The differences between Pearson and Spearman correlations

Ishan | Virginia Tech & IIT Delhi

2 min readOct 3, 2023

Let’s quickly review our understanding of both Pearson and Spearman Correlation coefficient.

The primary differences between Pearson and Spearman correlations are:

Linearity vs. Monotonicity: Pearson correlation assesses linear relationships between variables, making it suitable for detecting linear trends. In contrast, Spearman correlation assesses monotonic relationships, which can capture both linear and non-linear trends.
Sensitivity to Outliers: Pearson correlation is sensitive to outliers, which can distort the correlation coefficient. Spearman correlation is less affected by outliers, making it more robust in such cases.
Data Type: Pearson correlation is ideal for continuous data, while Spearman correlation is suitable for ordinal, ranked, or non-normally distributed data.
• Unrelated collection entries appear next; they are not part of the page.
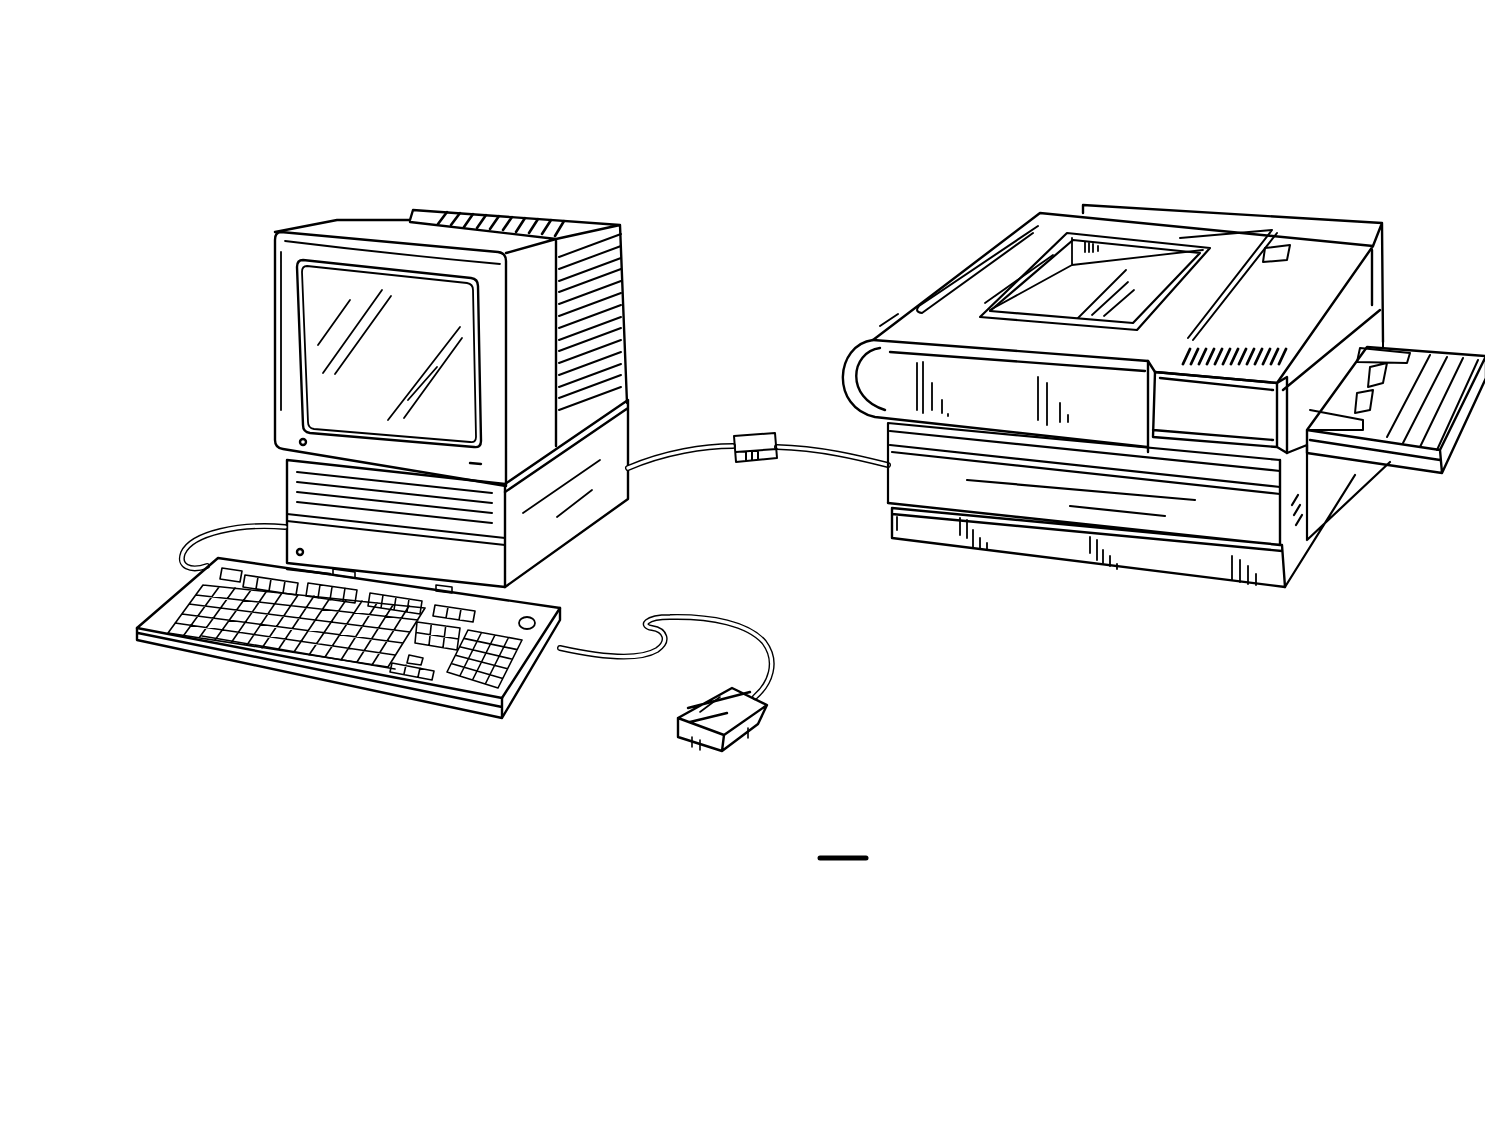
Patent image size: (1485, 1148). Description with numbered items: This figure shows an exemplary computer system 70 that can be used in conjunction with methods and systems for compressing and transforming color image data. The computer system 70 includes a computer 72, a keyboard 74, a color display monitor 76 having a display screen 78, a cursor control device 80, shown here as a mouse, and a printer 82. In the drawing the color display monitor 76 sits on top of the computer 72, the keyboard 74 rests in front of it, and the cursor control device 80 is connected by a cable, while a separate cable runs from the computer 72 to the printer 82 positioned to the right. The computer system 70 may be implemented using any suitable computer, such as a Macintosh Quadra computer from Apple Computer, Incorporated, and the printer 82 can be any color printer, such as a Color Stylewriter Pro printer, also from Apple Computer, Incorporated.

The computer system 70 is at (1157, 694).
The computer 72 is at (577, 523).
The keyboard 74 is at (330, 680).
The color display monitor 76 is at (481, 344).
The display screen 78 is at (337, 400).
The cursor control device 80 is at (753, 730).
The printer 82 is at (1042, 502).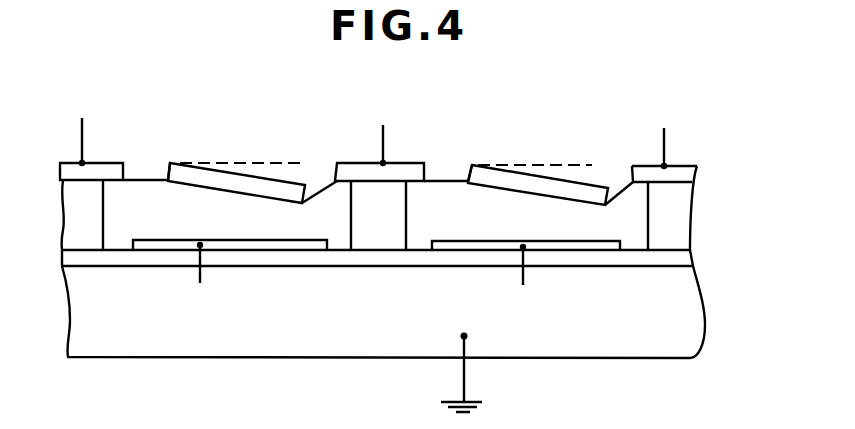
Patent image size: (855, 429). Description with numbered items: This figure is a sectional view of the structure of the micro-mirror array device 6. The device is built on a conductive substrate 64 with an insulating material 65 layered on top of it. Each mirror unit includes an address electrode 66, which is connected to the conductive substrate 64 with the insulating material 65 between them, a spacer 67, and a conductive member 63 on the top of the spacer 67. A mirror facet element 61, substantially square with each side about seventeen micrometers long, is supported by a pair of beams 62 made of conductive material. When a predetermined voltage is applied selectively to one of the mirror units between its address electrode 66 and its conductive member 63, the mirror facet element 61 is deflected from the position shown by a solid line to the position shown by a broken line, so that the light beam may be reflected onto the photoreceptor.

Understanding Pearson Correlation:

Understanding Pearson Correlation

Pearson Correlation is a measure of linear dependence of a variable with dependent variable.

ishanjain-ai.medium.com

Understanding Spearman Correlation:

Understanding Spearman Correlation

Spearman Correlation, also known as Spearman’s rank correlation coefficient, is a statistical measure used to assess…

ishanjain-ai.medium.com

Let’s consider a real-world example to illustrate the differences between Pearson and Spearman correlations.

Scenario: Suppose you are conducting a study to analyze the relationship between the amount of time spent studying for an exam (in hours) and the exam scores (out of 100) for a group of 10 students.

Here’s a dataset for the example:

import numpy as np

# Time spent studying (hours)
studying_hours = np.array([1, 2, 3, 4, 5, 6, 7, 8, 9, 10])

# Exam scores (out of 100)
exam_scores = np.array([60, 65, 70, 75, 90, 85, 80, 95, 100, 50])

Now, let’s calculate both the Pearson and Spearman correlations for this dataset and observe the differences.

from scipy.stats import pearsonr, spearmanr

# Calculate Pearson correlation
pearson_corr, _ = pearsonr(studying_hours, exam_scores)

# Calculate Spearman correlation
spearman_corr, _ = spearmanr(studying_hours, exam_scores)

print(f"Pearson Correlation Coefficient: {pearson_corr:.2f}")
print(f"Spearman Correlation Coefficient: {spearman_corr:.2f}")

In this example:

Pearson Correlation:

The Pearson correlation coefficient measures the strength and direction of the linear relationship between studying hours and exam scores.
It assumes a linear relationship, which may not necessarily be the case in reality.

Spearman Correlation:

The Spearman correlation coefficient assesses the strength and direction of the monotonic (non-linear) relationship.
It only relies on the ranks of the data, making it more robust to potential outliers or non-linearity in the relationship.

Now, let’s interpret the results:

Pearson Correlation Coefficient: Approximately 0.45

Interpretation: There is a weak positive linear relationship between the time spent studying and exam scores. This suggests that students who study more tend to score slightly higher on the exams, but the relationship is not very strong.

Spearman Correlation Coefficient: Approximately 0.50

Interpretation: There is a weak positive monotonic relationship between the time spent studying and exam scores. This suggests that as students spend more time studying, their exam scores tend to increase monotonically, but again, the relationship is not very strong.

In this example, you can see that while both coefficients suggest a positive relationship, the strength of the relationship is slightly stronger according to Spearman correlation, which is less influenced by potential outliers or non-linear patterns.